所以,在木舒捧着碗拿着勺子,一脸理所当然地将粥放凉然后送到他唇边时,唐无乐的表情在一瞬间的险恶之后又恢复了冰冷,嚼着米粥闷闷不乐。等到吃完了一碗只放了盐的米粥之后,他还面无表情地回了一句:“难吃。”
木舒:“……”是是是,你是小公举你说什么都是对的。
#天下米粥不都是一个味道吗?#
一个抱着“放任矮砸”的心情,一个怀着“关怀智障”的心态,结果还是破碎的我拯救了破碎的你。
木舒是一个很能随遇而安的性子,盘算着信送回藏剑山庄而哥哥渡船来到金水镇约莫也需要四五天的时间,便优哉游哉地继续自己“侍奉小公主”的生活。对人情绪敏感又极其擅长观察的木舒很快发现,小少爷面无表情只是懒得笑,并不是真的对她有什么意见。虽然总是一副恨不得拍死她的模样,但连一句重话都没说过,更多的时候是一副心灰意懒倦怠无比的样子。
眼见着小少爷的心情似乎稍微好了些许,便忍不住开口询问五哥的下落。
然后她就看见小少爷眉眼一郁,仿佛实体化的黑气从他身上冒出,冷哼道:“死不了。”
说完之后似乎还有点意气难平,心情不爽地他立刻开始抹黑叶凡:“他这种哥哥有什么好在乎的?不懂以家族声望为首重,整天除了惹是生非以外就是沾花惹草,你看看他出事了第一反应都不是求助藏剑山庄,而是给他师父传讯让他师父做主。他眼中哪里有你们这些血脉至亲?脑子是被驴踢了,随随便便就拐走别人的妹妹,又何曾想到你了?这种人都不配为人兄长的,还掏心掏肺对他做什么?”
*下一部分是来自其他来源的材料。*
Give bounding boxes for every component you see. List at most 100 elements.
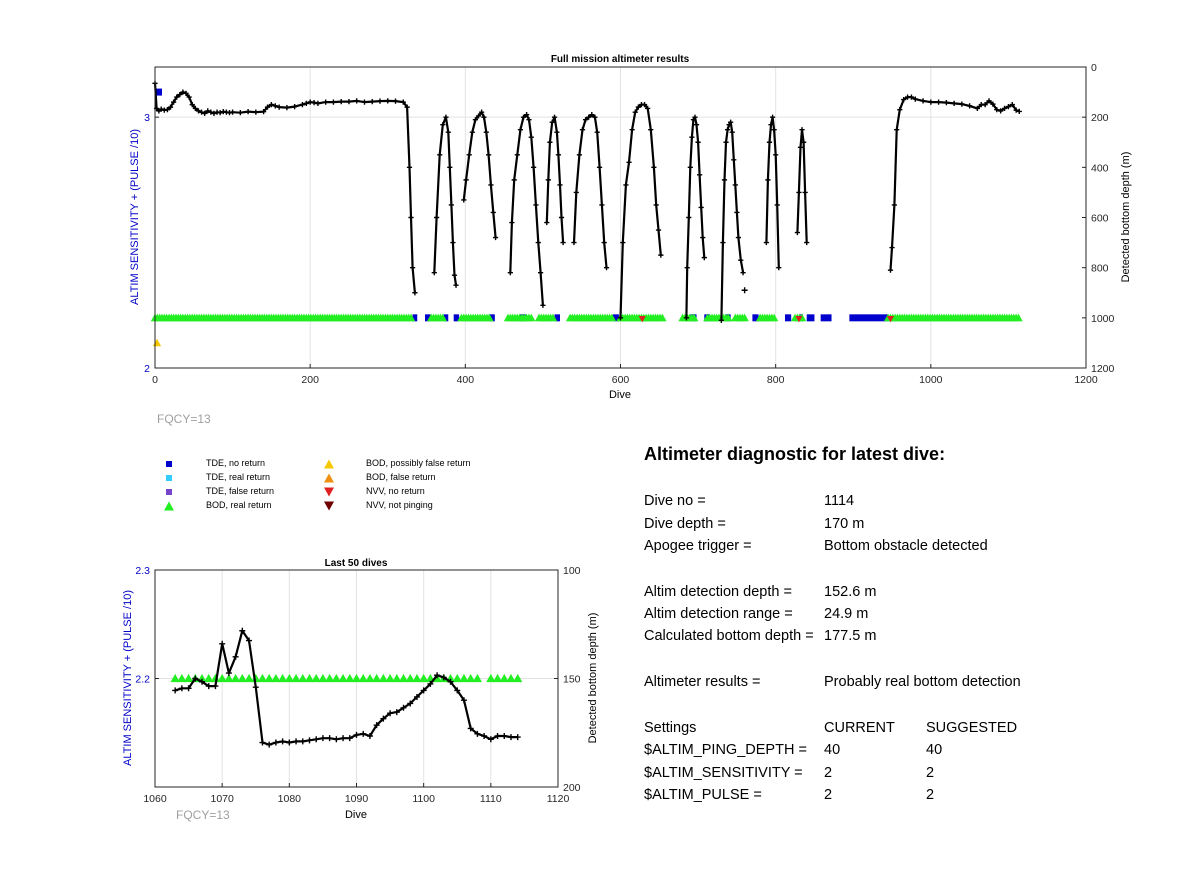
c2-depth-point [366, 733, 373, 740]
c1-depth-point [475, 113, 482, 119]
c1-depth-point [589, 112, 595, 118]
c2-depth-point [326, 735, 333, 742]
bod-real-return-marker [345, 673, 355, 683]
dive-no-label: Dive no = [644, 493, 706, 509]
c2-depth-point [393, 709, 400, 716]
c1-depth-point [943, 100, 949, 106]
tde-no-return-marker [554, 314, 560, 322]
c1-depth-point [346, 99, 352, 105]
c1-depth-point [490, 209, 496, 216]
c1-depth-point [526, 117, 532, 123]
c1-depth-point [524, 112, 530, 118]
c1-depth-point [596, 164, 603, 170]
c1-y2-tick-label: 400 [1091, 162, 1109, 174]
c1-depth-point [284, 105, 290, 111]
c1-depth-point [951, 100, 957, 106]
legend-label: TDE, real return [206, 472, 271, 482]
c1-depth-point [773, 152, 779, 158]
legend-label: BOD, real return [206, 500, 272, 510]
bod-real-return-marker [513, 673, 523, 683]
c1-depth-point [545, 177, 551, 183]
c1-depth-point [766, 139, 773, 145]
c1-depth-point [576, 152, 582, 158]
c1-depth-point [687, 164, 693, 170]
c1-depth-point [164, 107, 171, 113]
c1-depth-point [601, 239, 607, 246]
c1-depth-point [229, 109, 236, 115]
bod-real-return-marker [278, 673, 288, 683]
c1-depth-point [683, 315, 690, 321]
c1-depth-point [974, 105, 980, 111]
bod-real-return-marker [452, 673, 462, 683]
c1-depth-point [998, 108, 1004, 114]
c1-depth-point [935, 99, 942, 105]
c1-depth-point [330, 99, 337, 105]
c1-x-tick-label: 200 [301, 374, 319, 386]
c1-depth-point [894, 127, 900, 133]
c2-depth-point [199, 678, 206, 685]
c1-depth-point [385, 98, 391, 104]
c2-x-tick-label: 1060 [143, 793, 167, 805]
setting-name: $ALTIM_SENSITIVITY = [644, 765, 803, 781]
c1-depth-point [311, 100, 317, 106]
c2-y-tick-label: 2.2 [135, 674, 150, 686]
bod-real-return-marker [224, 673, 234, 683]
c2-depth-point [400, 704, 407, 711]
c2-x-tick-label: 1100 [412, 793, 435, 805]
cyan-square-icon [166, 475, 172, 481]
c1-depth-point [571, 239, 577, 246]
bod-real-return-marker [412, 673, 422, 683]
c2-depth-point [286, 739, 293, 746]
legend-label: NVV, no return [366, 486, 425, 496]
c1-depth-point [724, 127, 731, 133]
c1-depth-point [272, 103, 278, 109]
apogee-value: Bottom obstacle detected [824, 538, 988, 554]
tde-no-return-marker [155, 88, 162, 96]
bod-real-return-marker [331, 673, 341, 683]
bod-real-return-marker [244, 673, 254, 683]
c1-depth-line [153, 83, 416, 293]
bod-real-return-marker [257, 673, 268, 683]
c2-depth-point [246, 637, 253, 644]
marker-legend: TDE, no return TDE, real return TDE, fal… [160, 458, 500, 518]
c1-depth-point [982, 102, 988, 108]
c1-depth-point [369, 99, 375, 105]
c2-depth-point [225, 670, 232, 677]
c1-depth-point [632, 109, 638, 115]
tde-no-return-marker [453, 314, 460, 322]
bod-real-return-marker [170, 673, 180, 683]
c1-depth-point [445, 129, 451, 135]
setting-current: 2 [824, 787, 833, 803]
c1-depth-point [645, 105, 651, 111]
bod-real-return-marker [1014, 313, 1023, 322]
dive-depth-value: 170 m [824, 516, 865, 532]
c1-y-tick-label: 3 [144, 112, 150, 124]
c1-depth-point [549, 119, 555, 125]
c2-depth-point [454, 687, 461, 694]
c1-depth-point [763, 239, 769, 246]
c1-depth-point [186, 94, 192, 100]
c2-depth-point [420, 687, 427, 694]
c1-depth-point [695, 139, 701, 145]
c1-depth-point [406, 164, 413, 170]
bod-real-return-marker [378, 673, 388, 683]
tde-no-return-marker [752, 314, 759, 322]
c1-depth-point [292, 104, 298, 110]
c1-depth-point [912, 96, 918, 102]
c1-depth-point [517, 127, 524, 133]
purple-square-icon [166, 489, 172, 495]
c1-y2-tick-label: 1200 [1091, 363, 1115, 375]
c1-depth-point [192, 105, 198, 111]
c1-depth-point [440, 122, 446, 128]
bod-real-return-marker [690, 313, 699, 322]
c1-depth-point [776, 265, 782, 271]
c1-depth-point [472, 117, 479, 123]
c1-depth-point [799, 127, 805, 133]
bod-real-return-marker [499, 673, 509, 683]
c2-depth-point [266, 741, 273, 748]
c1-depth-point [769, 114, 776, 120]
c1-depth-point [731, 157, 737, 163]
c1-y2-tick-label: 200 [1091, 112, 1109, 124]
legend-label: NVV, not pinging [366, 500, 433, 510]
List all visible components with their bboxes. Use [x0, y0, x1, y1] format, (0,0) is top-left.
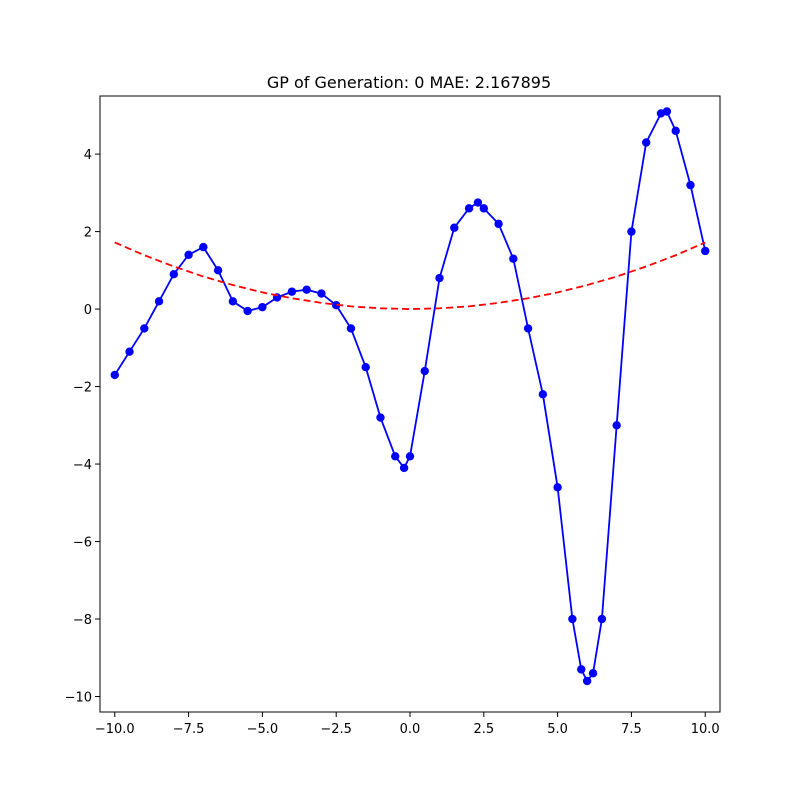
series-dashed-line	[114, 241, 706, 310]
data-point	[582, 676, 592, 686]
data-point	[523, 324, 533, 333]
data-point	[405, 452, 415, 461]
data-point	[361, 362, 370, 372]
data-point	[686, 180, 695, 190]
data-point	[479, 204, 489, 213]
x-axis: −10.0 −7.5 −5.0 −2.5 0.0 2.5 5.0 7.5 10.0	[95, 712, 720, 737]
y-tick-label: −8	[73, 613, 92, 628]
y-tick-label: −2	[73, 381, 92, 396]
data-point	[450, 223, 459, 232]
series-line	[114, 110, 707, 683]
data-point	[641, 138, 651, 147]
y-tick-label: −4	[73, 458, 92, 473]
data-point	[701, 246, 710, 256]
y-axis: −10 −8 −6 −4 −2 0 2 4	[65, 148, 100, 706]
data-point	[302, 285, 311, 294]
data-point	[391, 452, 400, 461]
data-point	[464, 204, 474, 213]
data-point	[568, 614, 577, 624]
data-point	[553, 483, 562, 492]
x-tick-label: 2.5	[473, 722, 494, 737]
data-point	[538, 390, 548, 399]
data-point	[577, 665, 586, 674]
data-point	[125, 347, 134, 356]
y-tick-label: 0	[84, 303, 92, 318]
data-point	[317, 289, 326, 298]
x-tick-label: −5.0	[247, 722, 279, 737]
data-point	[671, 126, 680, 136]
data-point	[199, 242, 208, 252]
x-tick-label: −10.0	[95, 722, 135, 737]
data-point	[494, 219, 503, 229]
x-tick-label: 0.0	[400, 722, 421, 737]
y-tick-label: −6	[73, 536, 92, 551]
data-point	[627, 227, 636, 236]
data-point	[588, 669, 598, 678]
data-point	[258, 302, 267, 312]
x-tick-label: 5.0	[547, 722, 568, 737]
x-tick-label: 10.0	[691, 722, 720, 737]
data-point	[228, 297, 238, 306]
data-point	[597, 614, 607, 624]
data-point	[662, 107, 672, 116]
x-tick-label: −7.5	[173, 722, 205, 737]
data-point	[169, 270, 179, 279]
data-point	[473, 198, 483, 207]
data-point	[435, 273, 444, 283]
x-tick-label: 7.5	[621, 722, 642, 737]
data-point	[184, 250, 193, 260]
y-tick-label: −10	[65, 691, 92, 706]
data-point	[110, 370, 119, 380]
data-point	[376, 413, 385, 422]
data-point	[509, 254, 518, 263]
y-tick-label: 4	[84, 148, 92, 163]
x-tick-label: −2.5	[320, 722, 352, 737]
chart-title: GP of Generation: 0 MAE: 2.167895	[267, 73, 551, 92]
y-tick-label: 2	[84, 226, 92, 241]
data-point	[420, 366, 429, 376]
data-point	[213, 266, 223, 275]
data-point	[287, 287, 297, 296]
data-point	[154, 297, 164, 306]
data-point	[612, 421, 621, 430]
plot-area	[99, 95, 721, 713]
data-point	[140, 324, 149, 333]
data-point	[243, 306, 252, 316]
series-layer	[110, 107, 710, 686]
data-point	[399, 463, 409, 473]
data-point	[346, 324, 356, 333]
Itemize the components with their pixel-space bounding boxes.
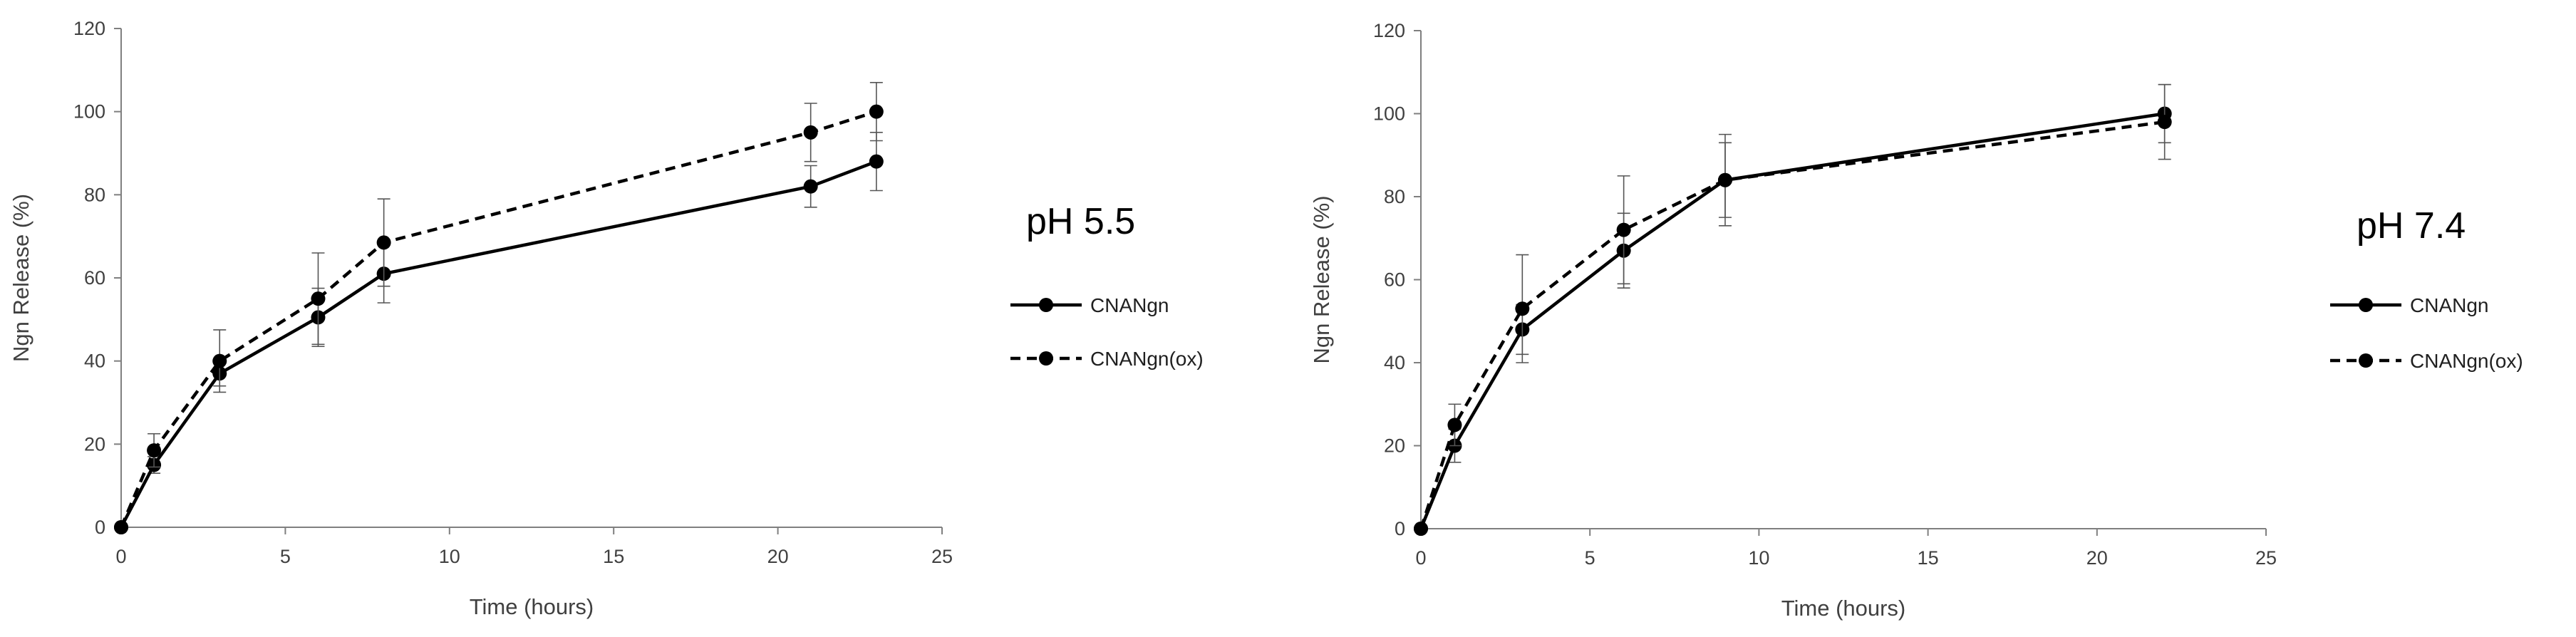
x-tick-label: 15 <box>603 546 624 567</box>
legend-label: CNANgn <box>2410 294 2488 316</box>
y-tick-label: 40 <box>84 351 105 372</box>
y-tick-label: 100 <box>73 101 105 123</box>
legend-item-cnangn: CNANgn <box>1010 294 1169 316</box>
data-point <box>803 179 818 194</box>
legend-marker <box>2359 353 2373 368</box>
y-tick-label: 20 <box>84 433 105 455</box>
y-tick-label: 80 <box>84 184 105 205</box>
x-tick-label: 5 <box>280 546 291 567</box>
series-line <box>119 110 877 528</box>
data-point <box>212 353 227 368</box>
x-tick-label: 0 <box>115 546 126 567</box>
legend: CNANgn CNANgn(ox) <box>2330 294 2523 372</box>
legend-label: CNANgn(ox) <box>2410 350 2523 372</box>
legend-marker <box>1039 351 1053 366</box>
y-tick-label: 100 <box>1373 103 1405 125</box>
x-tick-label: 10 <box>439 546 460 567</box>
panel-label: pH 5.5 <box>1026 201 1135 242</box>
chart-ph-5-5: 0 20 40 60 80 100 120 0 5 10 15 20 25 Time (hours) Ngn… <box>9 18 1204 619</box>
y-tick-label: 80 <box>1384 186 1405 207</box>
series-cnangn-ox <box>1414 83 2172 536</box>
data-point <box>376 235 391 250</box>
y-tick-label: 0 <box>1395 518 1405 539</box>
x-tick-label: 20 <box>2086 547 2108 569</box>
data-point <box>803 125 818 140</box>
x-tick-label: 15 <box>1918 547 1939 569</box>
x-tick-label: 25 <box>931 546 953 567</box>
series-line <box>120 160 877 529</box>
y-tick-label: 0 <box>95 517 105 538</box>
data-point <box>147 443 162 458</box>
x-axis-label: Time (hours) <box>1781 596 1906 621</box>
data-point <box>1616 222 1631 237</box>
panel-label: pH 7.4 <box>2357 205 2466 247</box>
y-axis-label: Ngn Release (%) <box>1309 195 1334 363</box>
x-tick-label: 20 <box>767 546 789 567</box>
y-tick-label: 60 <box>84 267 105 289</box>
y-tick-label: 120 <box>73 18 105 39</box>
data-point <box>2157 115 2172 130</box>
x-tick-label: 25 <box>2255 547 2277 569</box>
y-tick-label: 20 <box>1384 435 1405 457</box>
x-tick-label: 5 <box>1585 547 1595 569</box>
data-point <box>869 154 884 169</box>
data-point <box>1414 522 1428 536</box>
data-point <box>1515 301 1530 316</box>
legend-item-cnangn-ox: CNANgn(ox) <box>1010 348 1204 370</box>
series-line <box>1419 112 2166 529</box>
legend-marker <box>1039 298 1053 312</box>
x-axis-label: Time (hours) <box>470 594 594 619</box>
y-tick-label: 120 <box>1373 20 1405 41</box>
legend-item-cnangn-ox: CNANgn(ox) <box>2330 350 2523 372</box>
y-tick-label: 40 <box>1384 352 1405 373</box>
data-point <box>114 520 128 534</box>
series-cnangn-ox <box>114 82 884 534</box>
legend-item-cnangn: CNANgn <box>2330 294 2488 316</box>
data-point <box>1447 418 1462 433</box>
legend: CNANgn CNANgn(ox) <box>1010 294 1204 370</box>
x-tick-label: 10 <box>1748 547 1769 569</box>
series-line <box>1419 120 2165 529</box>
x-tick-label: 0 <box>1415 547 1426 569</box>
y-tick-label: 60 <box>1384 269 1405 291</box>
data-point <box>1717 172 1732 187</box>
legend-label: CNANgn <box>1090 294 1169 316</box>
legend-label: CNANgn(ox) <box>1090 348 1204 370</box>
data-point <box>869 104 884 119</box>
data-point <box>311 291 326 306</box>
legend-marker <box>2359 298 2373 312</box>
series-cnangn <box>114 132 884 534</box>
y-axis-label: Ngn Release (%) <box>9 194 33 362</box>
chart-ph-7-4: 0 20 40 60 80 100 120 0 5 10 15 20 25 Time (hours) Ngn… <box>1309 20 2523 621</box>
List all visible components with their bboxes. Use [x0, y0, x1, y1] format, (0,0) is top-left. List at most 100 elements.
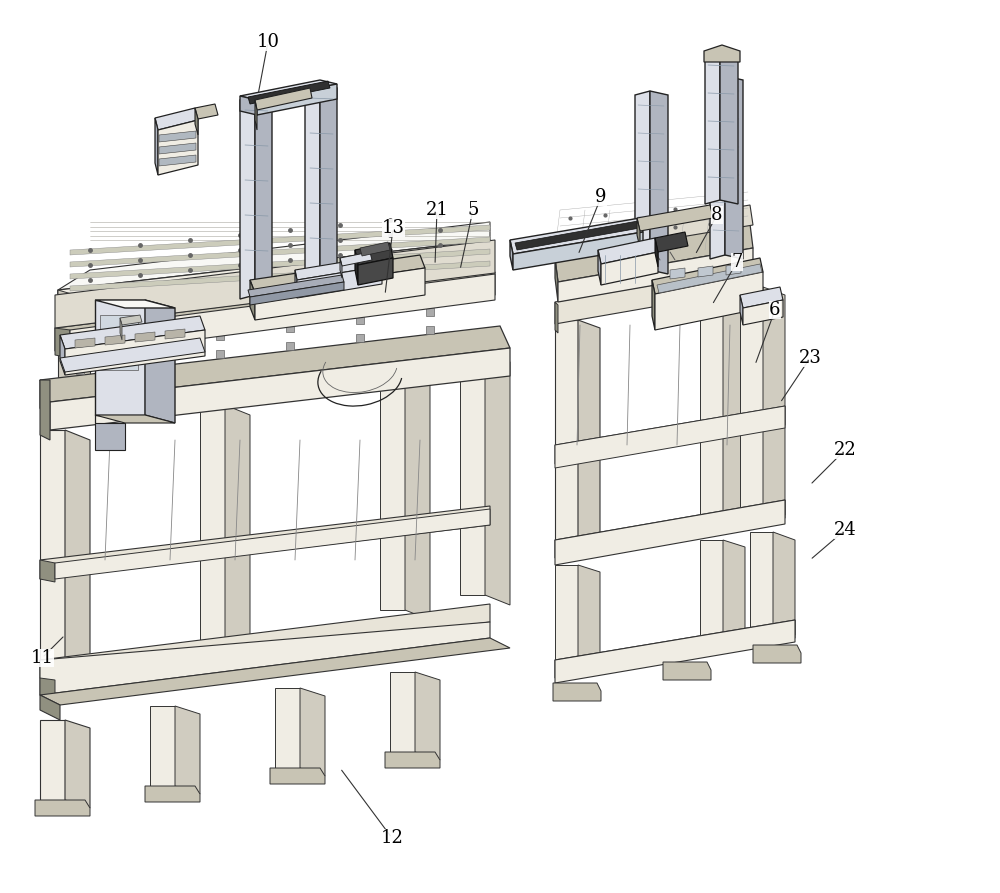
Bar — [100, 315, 138, 370]
Polygon shape — [240, 96, 257, 115]
Polygon shape — [146, 340, 154, 348]
Polygon shape — [257, 84, 337, 115]
Polygon shape — [50, 348, 510, 430]
Polygon shape — [250, 255, 425, 293]
Text: 13: 13 — [382, 219, 404, 237]
Polygon shape — [743, 300, 783, 325]
Polygon shape — [165, 329, 185, 339]
Polygon shape — [555, 320, 578, 540]
Polygon shape — [555, 205, 753, 258]
Polygon shape — [426, 308, 434, 316]
Polygon shape — [40, 560, 55, 582]
Polygon shape — [555, 258, 558, 302]
Polygon shape — [297, 266, 382, 298]
Polygon shape — [150, 706, 175, 786]
Polygon shape — [58, 222, 490, 290]
Polygon shape — [76, 348, 84, 356]
Polygon shape — [340, 258, 342, 278]
Polygon shape — [320, 84, 337, 287]
Polygon shape — [40, 604, 490, 678]
Polygon shape — [555, 500, 785, 558]
Polygon shape — [415, 672, 440, 760]
Polygon shape — [159, 155, 196, 166]
Polygon shape — [773, 532, 795, 635]
Polygon shape — [670, 268, 685, 279]
Text: 22: 22 — [834, 441, 856, 459]
Polygon shape — [145, 300, 175, 423]
Polygon shape — [270, 768, 325, 784]
Polygon shape — [60, 316, 205, 349]
Polygon shape — [145, 786, 200, 802]
Polygon shape — [40, 430, 65, 670]
Polygon shape — [753, 645, 801, 663]
Polygon shape — [515, 221, 640, 250]
Polygon shape — [95, 415, 125, 450]
Text: 8: 8 — [711, 206, 723, 224]
Polygon shape — [159, 143, 196, 154]
Polygon shape — [40, 720, 65, 800]
Polygon shape — [723, 295, 745, 523]
Polygon shape — [750, 532, 773, 627]
Polygon shape — [135, 332, 155, 342]
Polygon shape — [726, 264, 741, 275]
Polygon shape — [70, 261, 490, 291]
Polygon shape — [555, 620, 795, 678]
Text: 9: 9 — [595, 188, 607, 206]
Polygon shape — [390, 672, 415, 752]
Polygon shape — [120, 315, 142, 325]
Polygon shape — [360, 242, 390, 256]
Polygon shape — [255, 268, 425, 320]
Polygon shape — [700, 540, 723, 635]
Polygon shape — [286, 342, 294, 350]
Polygon shape — [40, 695, 60, 720]
Polygon shape — [55, 272, 495, 351]
Polygon shape — [740, 287, 763, 507]
Polygon shape — [40, 380, 50, 440]
Polygon shape — [75, 338, 95, 348]
Polygon shape — [255, 88, 312, 110]
Polygon shape — [40, 380, 50, 430]
Polygon shape — [720, 51, 738, 204]
Polygon shape — [255, 96, 272, 299]
Polygon shape — [60, 335, 65, 375]
Polygon shape — [655, 232, 688, 252]
Polygon shape — [725, 76, 743, 259]
Text: 23: 23 — [799, 349, 821, 367]
Polygon shape — [300, 688, 325, 776]
Polygon shape — [60, 338, 205, 372]
Text: 5: 5 — [467, 201, 479, 219]
Polygon shape — [216, 350, 224, 358]
Polygon shape — [295, 270, 297, 298]
Polygon shape — [120, 318, 122, 340]
Polygon shape — [195, 104, 218, 119]
Polygon shape — [58, 240, 490, 315]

木舒这才恍然明白过来眼前这人是唐小婉的兄长之一,便也只当他是愤恨叶凡拐走了妹妹,默不吭声地随他骂。
但是这时扶苏的模式不慎开启了一角,联系前因后果,小少爷应该是出来找妹妹顺便干掉五哥的,听他话语中的意思双方也是成功会面了,只是不知道中间发生了什么事。他说叶凡死不了,还说他求助师父而不求助藏剑,那说明叶凡如今应当是被他那个神秘的师父安全带走了……呃……叶凡和唐小婉被带走了,小少爷却重伤躺在荒郊野岭了?
唐小婉如果在场的话,没有检查一下自己哥哥的伤势吗?就算以为他死了,好歹也帮哥哥收个尸吧?
木舒觉得细思恐极,身为兄控的她并不能理解唐小婉的想法,但是她知道古代人对遗体是有多看重的,深宫后院犯事被打死的宫女都还有条被席裹尸呢。人们讲究一个入土为安,抛尸荒野让鸟兽啃食几乎可以算是刑罚的一种,是为了惩戒罪大恶极之人,令其死后也不得安宁的做法。如果不是抛尸荒野,那面对疼爱自己的哥哥重伤却不去救治,又是一种什么心态啊?
木舒目光复杂地注视着不遗余力抹黑叶凡的唐无乐,心情突然有些微妙。
#说得你好像很有资格说我似的。#
受伤和生病的人因为身体的不适所以会变得格外脆弱,木舒是很清楚地知晓这点的,毕竟她身体曾经破败到那等的地步,饶是以她的心性,偶尔也会觉得烦躁和难过。所以对于唐无乐现在宛如更年期爆发一般的状态,她很能理解,也非常体贴伤残青年。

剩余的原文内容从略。